WASG-Streit zieht weitere Kreise
Die Fusion zwischen WASG und PDS zieht offenbar weitere Kreise: Nach dem “Leverkusener” streitet nun auch ein “Bernburger Kreis” innerhalb der WASG für eine Eigenständigkeit ihrer Organisation und gegen die geplante Linkspartei. Yahoo.de zitiert unter Berufung auf die mitteldeutsche Zeitung ein Mitglied dieses Kreises, Hans-Jörg Guhla: “Wir prüfen, wie es uns gelingt, als WASG eigenständig zur Landtagswahl anzutreten”. Offenbar hatten die “lieben Freunde” von der PDS den Hinweis darauf, dass die vorgelegten Listen vor allem mit ihren Vertretern besetzt werden sollten, etwas zu ernst genommen - und nur eine WASG-Bewerberin auf die ersten zwanzig Plätze gewählt. Das dürfte dem Verhältnis der Mitgliederzahlen entsprechend für die Wahlalternative eher schmeichelhaft sein, genügt dort einigen aber nicht. Aus verständlichen Gründen, denn gerade im Osten gibt sich die PDS kaum Mühe, Unterschiede zur WASG zu nivellieren oder zu vertuschen - auch Unterschiede programmatischer Art.
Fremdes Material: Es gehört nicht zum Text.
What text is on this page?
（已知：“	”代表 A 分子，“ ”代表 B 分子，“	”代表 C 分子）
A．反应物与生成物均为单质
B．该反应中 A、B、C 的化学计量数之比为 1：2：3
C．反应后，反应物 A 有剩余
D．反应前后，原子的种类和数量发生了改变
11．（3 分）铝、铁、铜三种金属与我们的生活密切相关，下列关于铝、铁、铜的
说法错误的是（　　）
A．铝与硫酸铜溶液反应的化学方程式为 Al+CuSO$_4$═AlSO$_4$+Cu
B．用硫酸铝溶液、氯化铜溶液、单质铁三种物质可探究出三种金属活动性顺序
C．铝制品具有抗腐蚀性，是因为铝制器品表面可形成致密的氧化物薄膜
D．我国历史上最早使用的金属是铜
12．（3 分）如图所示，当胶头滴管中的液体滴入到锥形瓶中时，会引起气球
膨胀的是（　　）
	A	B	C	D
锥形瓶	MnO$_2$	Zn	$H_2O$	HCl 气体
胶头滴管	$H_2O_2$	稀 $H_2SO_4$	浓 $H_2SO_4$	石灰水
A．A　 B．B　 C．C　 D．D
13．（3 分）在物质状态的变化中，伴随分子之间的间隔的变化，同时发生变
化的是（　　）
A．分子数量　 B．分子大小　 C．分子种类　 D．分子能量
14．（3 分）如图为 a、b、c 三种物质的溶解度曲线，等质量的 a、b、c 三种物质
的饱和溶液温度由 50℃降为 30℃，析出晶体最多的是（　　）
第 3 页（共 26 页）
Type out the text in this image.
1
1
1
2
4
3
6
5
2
So wirft manch einer der Landesvorsitzenden vor, durch einen Kuschelkurs mit der PDS vor allem persönliche Interessen zu verfolgen; sie hat es nämlich auf diesen einen Platz auf der Landesliste geschafft. Hach, wie schön - diese Herrschaften wollen mit Postengeschacher und Streiterei in der Politik Schluss machen und das Interesse der Menschen vertreten?
Auch jens vom politikinside-Team übt sich in Schadenfreude - ob seine Meinung, dass die Linkspartei sich in “zwischen 4 und 8 Jahren” wieder verabschiedet haben wird, Bestand hat, ist aber eine andere Frage. Denn solche Streitereien gehören zur Politik dazu, und gerade Wähler von extremen Parteien neigen dazu, einiges an Chaos und dubiosen Geschichten zu verzeihen, der Sache wegen.










„Denn solche Streitereien gehören zur Politik dazu, und gerade Wähler von extremen Parteien neigen dazu, einiges an Chaos und dubiosen Geschichten zu verzeihen, der Sache wegen.“
Naja. Bis diese extreme Partei das Maß an Chaos und dubiosen Geschichten erreicht hat, welches wir bei den Koalitionsverhandlungen in Berlin beobachten durften, fließt noch viel Wasser die Saale hinunter.
;)
Comment von Björn Gießler — 23. 11. 2005 @ 23:34
Auch wieder wahr. :)
Comment von Karsten — 23. 11. 2005 @ 23:35
In Berlin ist die Lage noch dramatischer: Dort hat der Parteitag beschlossen, zu den Wahlen mit einer eigenen Liste anzutreten. Urabstimmung der Mitglieder steht noch aus - aber Handgreiflichkeiten beim Parteitag? Ts, ts.